Today (the day this posted) I received from a reader the following IM exchange. "T" works in a U.S. business, and "K" is an American expat she interacts with in their company. Talk about personal, real-time, small-world impact!
T (in the U.S.): Have you gotten power restored yet?
K (an American expat in India): which time?
T: I know it's an over & over thing there.
K: Yesterday we lost the equivalent of all the US and Canada. Today it was that 2x over. I was commenting to K__ that I was thinking about this today... If it had happened in the US and all of the US and Canada blacked out for 7 hours, it would have been like Armageddon and the end of the world - total chaos in the streets... Here it was like, "Oh, the power's out again, turn on the generator and let's get back to work." "What, half the country doesn't have power? that's it?" The power went off today and I didn't even realize it was half the country until two hours later M__ pops in and says, "I might stay late today - the power's out again" I said, "is it all over?" and she says, "Just like yesterday..." - major understatement...
T: It is a great commentary on culture (and entitlement mentality in the US).

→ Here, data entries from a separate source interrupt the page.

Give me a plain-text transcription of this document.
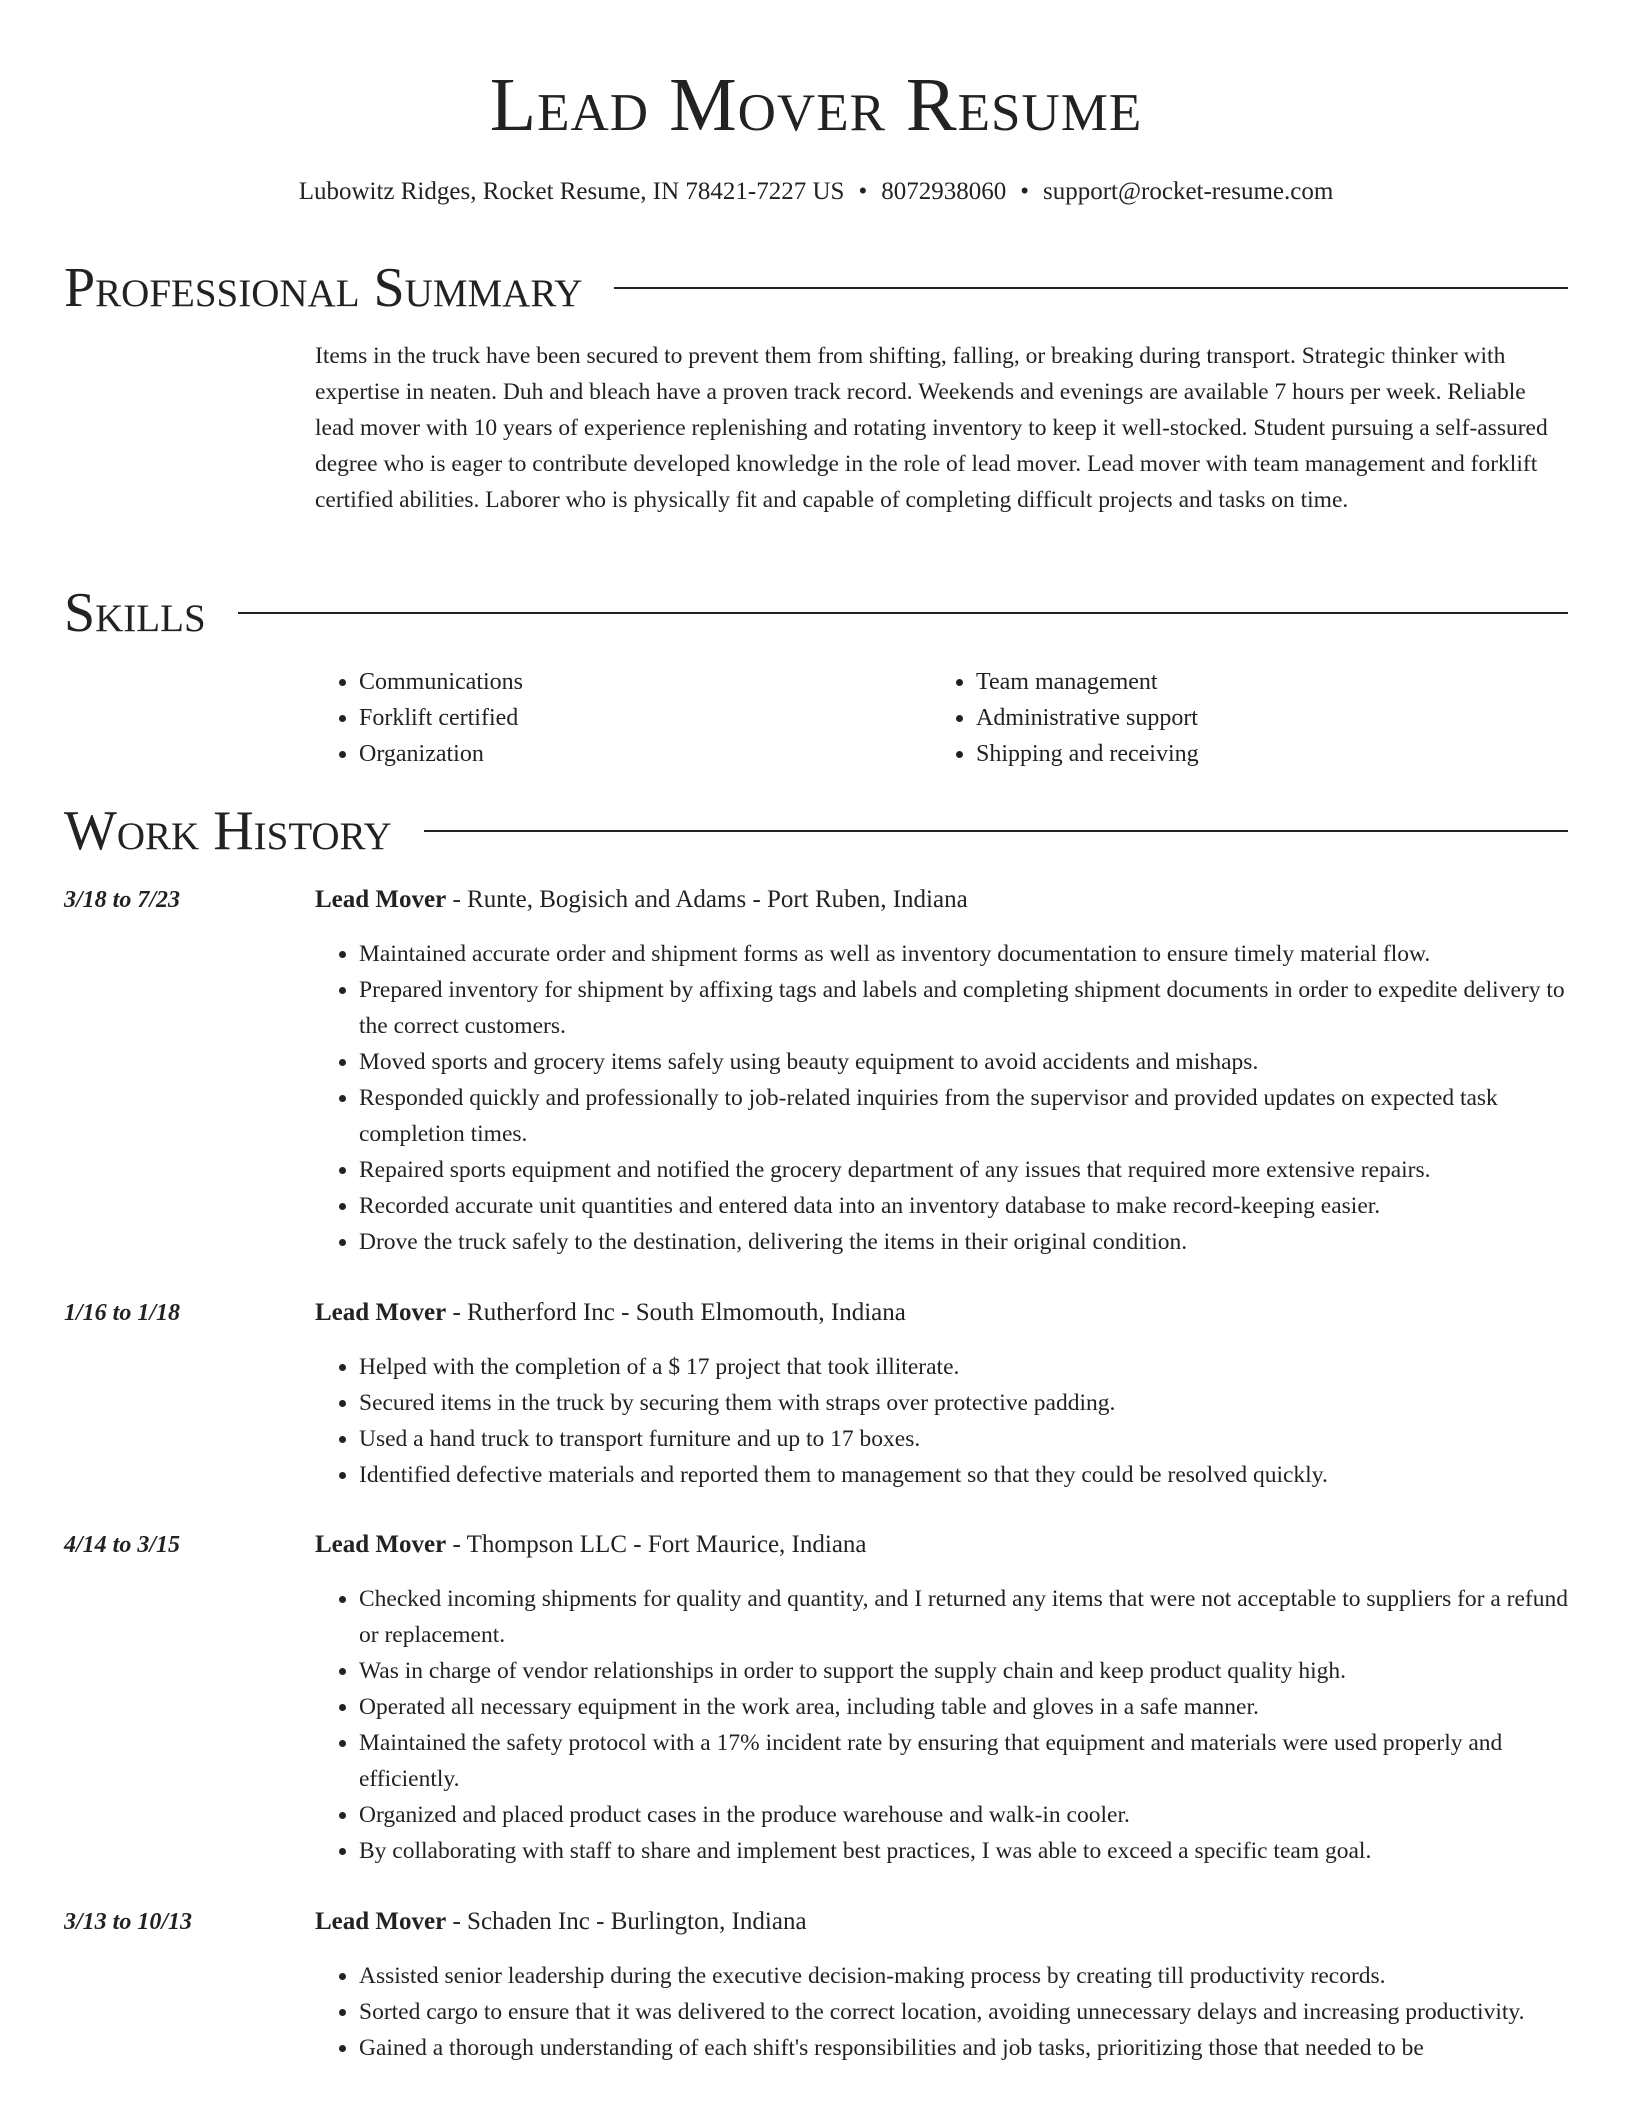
Lead Mover Resume
Lubowitz Ridges, Rocket Resume, IN 78421-7227 US • 8072938060 • support@rocket-resume.com
Professional Summary

Items in the truck have been secured to prevent them from shifting, falling, or breaking during transport. Strategic thinker with expertise in neaten. Duh and bleach have a proven track record. Weekends and evenings are available 7 hours per week. Reliable lead mover with 10 years of experience replenishing and rotating inventory to keep it well-stocked. Student pursuing a self-assured degree who is eager to contribute developed knowledge in the role of lead mover. Lead mover with team management and forklift certified abilities. Laborer who is physically fit and capable of completing difficult projects and tasks on time.

Skills
• Communications
• Forklift certified
• Organization
• Team management
• Administrative support
• Shipping and receiving
Work History
3/18 to 7/23	Lead Mover - Runte, Bogisich and Adams - Port Ruben, Indiana
• Maintained accurate order and shipment forms as well as inventory documentation to ensure timely material flow.
• Prepared inventory for shipment by affixing tags and labels and completing shipment documents in order to expedite delivery to the correct customers.
• Moved sports and grocery items safely using beauty equipment to avoid accidents and mishaps.
• Responded quickly and professionally to job-related inquiries from the supervisor and provided updates on expected task completion times.
• Repaired sports equipment and notified the grocery department of any issues that required more extensive repairs.
• Recorded accurate unit quantities and entered data into an inventory database to make record-keeping easier.
• Drove the truck safely to the destination, delivering the items in their original condition.
1/16 to 1/18	Lead Mover - Rutherford Inc - South Elmomouth, Indiana
• Helped with the completion of a $ 17 project that took illiterate.
• Secured items in the truck by securing them with straps over protective padding.
• Used a hand truck to transport furniture and up to 17 boxes.
• Identified defective materials and reported them to management so that they could be resolved quickly.
4/14 to 3/15	Lead Mover - Thompson LLC - Fort Maurice, Indiana
• Checked incoming shipments for quality and quantity, and I returned any items that were not acceptable to suppliers for a refund or replacement.
• Was in charge of vendor relationships in order to support the supply chain and keep product quality high.
• Operated all necessary equipment in the work area, including table and gloves in a safe manner.
• Maintained the safety protocol with a 17% incident rate by ensuring that equipment and materials were used properly and efficiently.
• Organized and placed product cases in the produce warehouse and walk-in cooler.
• By collaborating with staff to share and implement best practices, I was able to exceed a specific team goal.
3/13 to 10/13	Lead Mover - Schaden Inc - Burlington, Indiana
• Assisted senior leadership during the executive decision-making process by creating till productivity records.
• Sorted cargo to ensure that it was delivered to the correct location, avoiding unnecessary delays and increasing productivity.
• Gained a thorough understanding of each shift's responsibilities and job tasks, prioritizing those that needed to be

K: indeed... we're all entitled to air to breathe, electricity, cell phones, TV's, DVD players, college education, state-of-the-art healthcare, and of course a shiny, new Chevy Volt electric car. And my office boy won't let me pay him for washing the cars anymore because I let him move into our maid's apartment free of charge...

Dan Ehrman said...

While I lived in China it was a daily occurrence to lose both water or power. There was mining in the mountains about 5 miles away and they would take over the whole cities water supply for a few hours. It just became part of the routine in life. I was just a young kid and it was a little inconvenient but more of an adventure than anything. It's amazing how spoiled we are here, when a few days without a/c seem like the end of the world.